Encontro Trump-Putin definirá tom das relações EUA-Rússia

Margaret Talev, Henry Meyer e Ilya Arkhipov

(Bloomberg) -- O encontro de Donald Trump com o líder russo Vladimir Putin preocupa analistas e diplomatas americanos veteranos sobre o descompasso entre um presidente dos Estados Unidos novato em assuntos globais e um astuto ex-espião soviético com experiência no longo jogo da estratégia e da política.

O encontro altamente aguardado, que acontece nesta semana na cúpula do G-20, promete dar o tom das relações entre a Rússia e os EUA para os próximos quatro anos. Putin -- que é presidente ou primeiro-ministro da Rússia desde 1999 -- tem usado seus encontros cara a cara com presidentes anteriores para tentar levar alguma vantagem.

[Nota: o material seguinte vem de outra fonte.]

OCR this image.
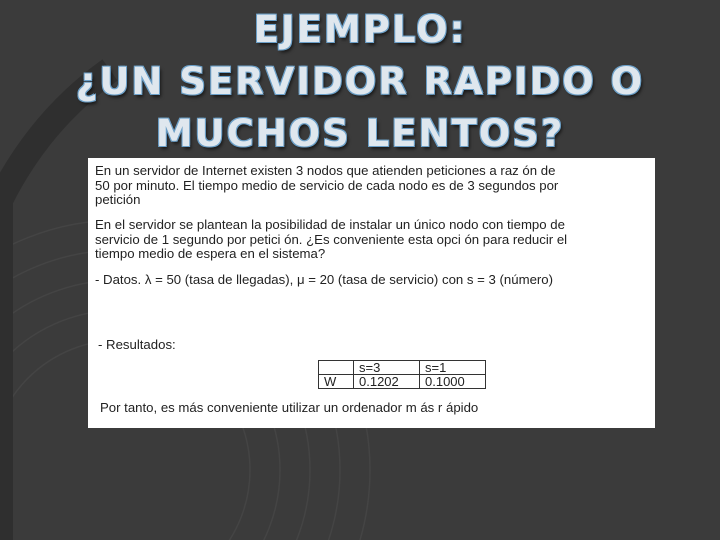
EJEMPLO:
¿UN SERVIDOR RAPIDO O
MUCHOS LENTOS?
En un servidor de Internet existen 3 nodos que atienden peticiones a raz ón de
50 por minuto. El tiempo medio de servicio de cada nodo es de 3 segundos por
petición
En el servidor se plantean la posibilidad de instalar un único nodo con tiempo de
servicio de 1 segundo por petici ón. ¿Es conveniente esta opci ón para reducir el
tiempo medio de espera en el sistema?
- Datos. λ = 50 (tasa de llegadas), μ = 20 (tasa de servicio) con s = 3 (número)
- Resultados:
	s=3	s=1
W	0.1202	0.1000
Por tanto, es más conveniente utilizar un ordenador m ás r ápido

Uma série de questões globais está pendente, como a continuidade das sanções contra a Rússia, o controle das políticas expansionistas de Putin na Ucrânia, a suspensão dos programas de armas nucleares da Coreia do Norte, a gestão das tensões com a Síria e com o Irã e impedir que a Rússia interfira nas eleições dos EUA e da Europa.

Qualquer encontro entre os dois destacará a grande diferença de suas abordagens em relação à diplomacia pessoal. Putin tem se mostrado um tático habilidoso e focado, que se prepara cuidadosamente e não se distrai facilmente de seus objetivos. Trump é conhecido por evitar a preparação, preferindo usar sua intuição e confiando no que acredita ser uma habilidade de "ler" a pessoa sentada à sua frente. No caso de Putin, que tem experiência na arte de enganar, isso pode ser difícil de fazer -- especialmente se o líder russo tentar desarmar Trump com elogios.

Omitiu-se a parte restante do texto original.